Da questo punto di vista le aree più militanti e di segno libertario del movimento hanno fatto notare che il movimento avrebbe avuto in sé persino la potenzialità di un’insurrezione popolare, se non fosse che nel movimento è mancata una coscienza diffusa del ruolo dello Stato nelle sue varie articolazioni e delle sue capacità di recupero. Infatti, nel momento in cui lo Stato è intervenuto per motivi di ordine pubblico – come abbiamo detto la protesta si stava estendendo all’intera popolazione sarda – ma in maniera “amichevole”, il movimento si è subito spaccato e non ha saputo resistere ai suoi inganni.

L’analisi che ho riscontrato è che, se si fosse riusciti a continuare nell’operazione di aggregazione delle altre categorie di lavoratori e, in generale, di qualunque categoria di persone umiliate nel loro valore umano, le prospettive sarebbero potuto essere molto interessanti. Purtroppo, come dicevamo prima, non è maturato nel movimento un’idea ferma e del tutto condivisa del rifiuto della mediazione con gli organi istituzionali.

Ciononostante la lotta è stata di una potenza impressionante, quasi un’esemplificazione di quello che si può prospettare in una situazione di conflittualità in una società caratterizzata dalla perdita dei grandi apparati di produzione industriale, priva di riferimenti politici precisi, senza la presenza di grandi partiti e sindacati, polverizzata nel territorio, che si manifesta tramite l’azione diretta. Da più parti si è maturata l’idea, nel movimento dei pastori, che non si sarebbe dovuto trattare, occorreva invece restare unitariamente fermi sulla richiesta di un euro più IVA: la convinzione che ho sentito è che così facendo si sarebbe vinto. Trattando, invece, si è scesi a settantadue centesimi, con il bel risultato di spaccare in due un movimento fino ad allora coeso, tra chi – solitamente gli allevatori più grandi, maggiormente sensibili al richiamo degli industriali – voleva accettare l’accordo e chi – solitamente gli allevatori medio/piccoli – non lo accettava.

Su tutto questo discorso il movimento anarchico locale non è stato del tutto pronto – d’altronde il movimento è stato inaspettato per tutti – ma, come mi è stato detto, sicuramente vigile e presente, propagandando la pratica dell’azione diretta e dell’autogestione.
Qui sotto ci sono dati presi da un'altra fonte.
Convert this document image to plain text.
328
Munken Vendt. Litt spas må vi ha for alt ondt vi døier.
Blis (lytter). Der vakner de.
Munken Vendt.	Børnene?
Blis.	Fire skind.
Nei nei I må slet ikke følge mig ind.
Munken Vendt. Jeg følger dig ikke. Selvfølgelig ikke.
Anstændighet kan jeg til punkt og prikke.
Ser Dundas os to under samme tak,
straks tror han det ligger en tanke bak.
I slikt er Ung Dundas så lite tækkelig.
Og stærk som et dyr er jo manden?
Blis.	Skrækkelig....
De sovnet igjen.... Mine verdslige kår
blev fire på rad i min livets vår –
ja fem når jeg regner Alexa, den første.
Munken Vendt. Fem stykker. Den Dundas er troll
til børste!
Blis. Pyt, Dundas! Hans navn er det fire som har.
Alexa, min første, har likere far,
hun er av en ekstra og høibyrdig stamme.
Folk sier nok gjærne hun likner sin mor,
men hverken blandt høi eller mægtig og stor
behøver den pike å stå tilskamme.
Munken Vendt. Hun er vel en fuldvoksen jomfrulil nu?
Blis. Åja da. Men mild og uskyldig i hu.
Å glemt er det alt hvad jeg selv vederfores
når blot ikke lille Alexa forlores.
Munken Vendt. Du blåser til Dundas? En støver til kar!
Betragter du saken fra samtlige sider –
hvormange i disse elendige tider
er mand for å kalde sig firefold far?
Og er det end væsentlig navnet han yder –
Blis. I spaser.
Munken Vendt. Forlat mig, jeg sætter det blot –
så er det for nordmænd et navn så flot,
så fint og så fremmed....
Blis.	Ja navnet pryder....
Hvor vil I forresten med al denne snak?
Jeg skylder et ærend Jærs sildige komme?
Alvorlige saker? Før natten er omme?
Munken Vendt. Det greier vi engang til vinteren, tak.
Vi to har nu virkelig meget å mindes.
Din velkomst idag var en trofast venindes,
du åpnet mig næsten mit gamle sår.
La protesta dei pastori, mi è stato detto, potrebbe trovare nuova forza se si rendesse conto che la sua forza sta nel rifiutarsi di essere ciò che non è, cioè ragionare da pastore e non da industriale né da politico, nel ricordare che dallo Stato non può aspettarsi niente di buono, superare perciò l’ingenuità democratica e farsi più radicale, cercando soluzioni per autogestire tutta la filiera e lottare con metodi propri. Ciò significa superare una legalità imposta dall’esterno che costringe molti momenti dell’economia sarda agropastorale alla clandestinità: come dicevamo, a partire dalle regole comunitarie sulle normative igienico sanitarie che obbligano a pastorizzare il latte (meno qualità, meno competitività verso chi produce tanto ma con poca qualità come Francia, Olanda, Germania ecc) oppure ad uccidere indiscriminatamente i capi di bestiame accusati di essere infetti, come ad esempio i maiali. Nei fatti, questo non è facile perché i pastori sono una categoria complessa e variegata: alcuni sono proprietari di bestiame e basta, altri anche del pascolo, in tutto o in parte. Così le aziende più grandi risultano paradossalmente più deboli nella protesta perché sono orientate del tutto verso la produzione intensiva così che possono adattarsi meno ad una prospettiva di autonomia ed autogestione.